Upon returning home, the gardener was once again called upon. This time to dig a grave for Genevieve in the front yard. I hope the cat was not aware of it. She did not seem quite ready to leave this world. Still there was the kidney failure to deal with, so my dear, patient husband and his mother attended a briefing at the vet on how to administer subcutaneous fluids. And my dear, patient husband has been going over to juice the cat every other day for the past five months.
But lately, Genevieve, an indoor cat, has been trying desperately to get out the front door. My mother-in-law thinks it’s because the spring weather gives the cat wanderlust. But we all know that Genevieve is planning her exit strategy. Though she doesn’t like to talk about it, I think my mother-in-law is nearly ready to give Genevieve a dignified exit. There is only one $40 bag of saline solution left, and she says she won’t be getting any more.
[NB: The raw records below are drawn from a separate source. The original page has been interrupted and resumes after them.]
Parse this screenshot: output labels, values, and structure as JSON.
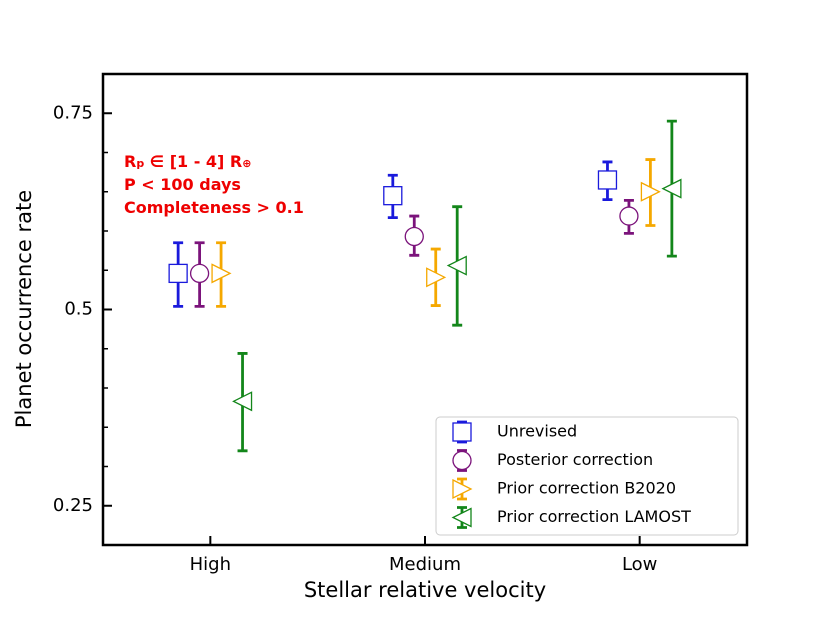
{
  "chart_data": {
    "type": "errorbar",
    "x_label": "Stellar relative velocity",
    "y_label": "Planet occurrence rate",
    "categories": [
      "High",
      "Medium",
      "Low"
    ],
    "ylim": [
      0.2,
      0.8
    ],
    "yticks": [
      0.25,
      0.5,
      0.75
    ],
    "yminorticks": [
      0.3,
      0.35,
      0.4,
      0.45,
      0.55,
      0.6,
      0.65,
      0.7
    ],
    "annotation": {
      "color": "#ee0000",
      "lines": [
        [
          "R",
          "p",
          " ∈ [1 - 4] R",
          "⊕"
        ],
        [
          "P < 100 days"
        ],
        [
          "Completeness > 0.1"
        ]
      ]
    },
    "legend": "lower right",
    "series": [
      {
        "name": "Unrevised",
        "color": "#1a1adc",
        "marker": "square",
        "offset": -0.15,
        "values": [
          0.546,
          0.645,
          0.665
        ],
        "err_minus": [
          0.042,
          0.028,
          0.025
        ],
        "err_plus": [
          0.039,
          0.026,
          0.023
        ]
      },
      {
        "name": "Posterior correction",
        "color": "#7b137b",
        "marker": "circle",
        "offset": -0.05,
        "values": [
          0.546,
          0.593,
          0.619
        ],
        "err_minus": [
          0.042,
          0.024,
          0.022
        ],
        "err_plus": [
          0.039,
          0.026,
          0.02
        ]
      },
      {
        "name": "Prior correction B2020",
        "color": "#f5a800",
        "marker": "triangle-right",
        "offset": 0.05,
        "values": [
          0.546,
          0.541,
          0.65
        ],
        "err_minus": [
          0.042,
          0.036,
          0.043
        ],
        "err_plus": [
          0.039,
          0.036,
          0.041
        ]
      },
      {
        "name": "Prior correction LAMOST",
        "color": "#13861a",
        "marker": "triangle-left",
        "offset": 0.15,
        "values": [
          0.383,
          0.556,
          0.654
        ],
        "err_minus": [
          0.063,
          0.076,
          0.086
        ],
        "err_plus": [
          0.061,
          0.075,
          0.086
        ]
      }
    ]
  }
}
So I know that after my husband makes a few more visits to juice the cat, I’ll be getting the phone call. I’d like to do this one alone as I know my mother-in-law will be even more despondent this time. But I already have a good idea about how this is going to go down and it won’t be pretty. It’s been really hard for an elderly lady to live with a dying animal. I’m pretty sure this brings to mind her own demise. We plan to wait about five minutes before getting her another cat. We hope it will bring new life to her house.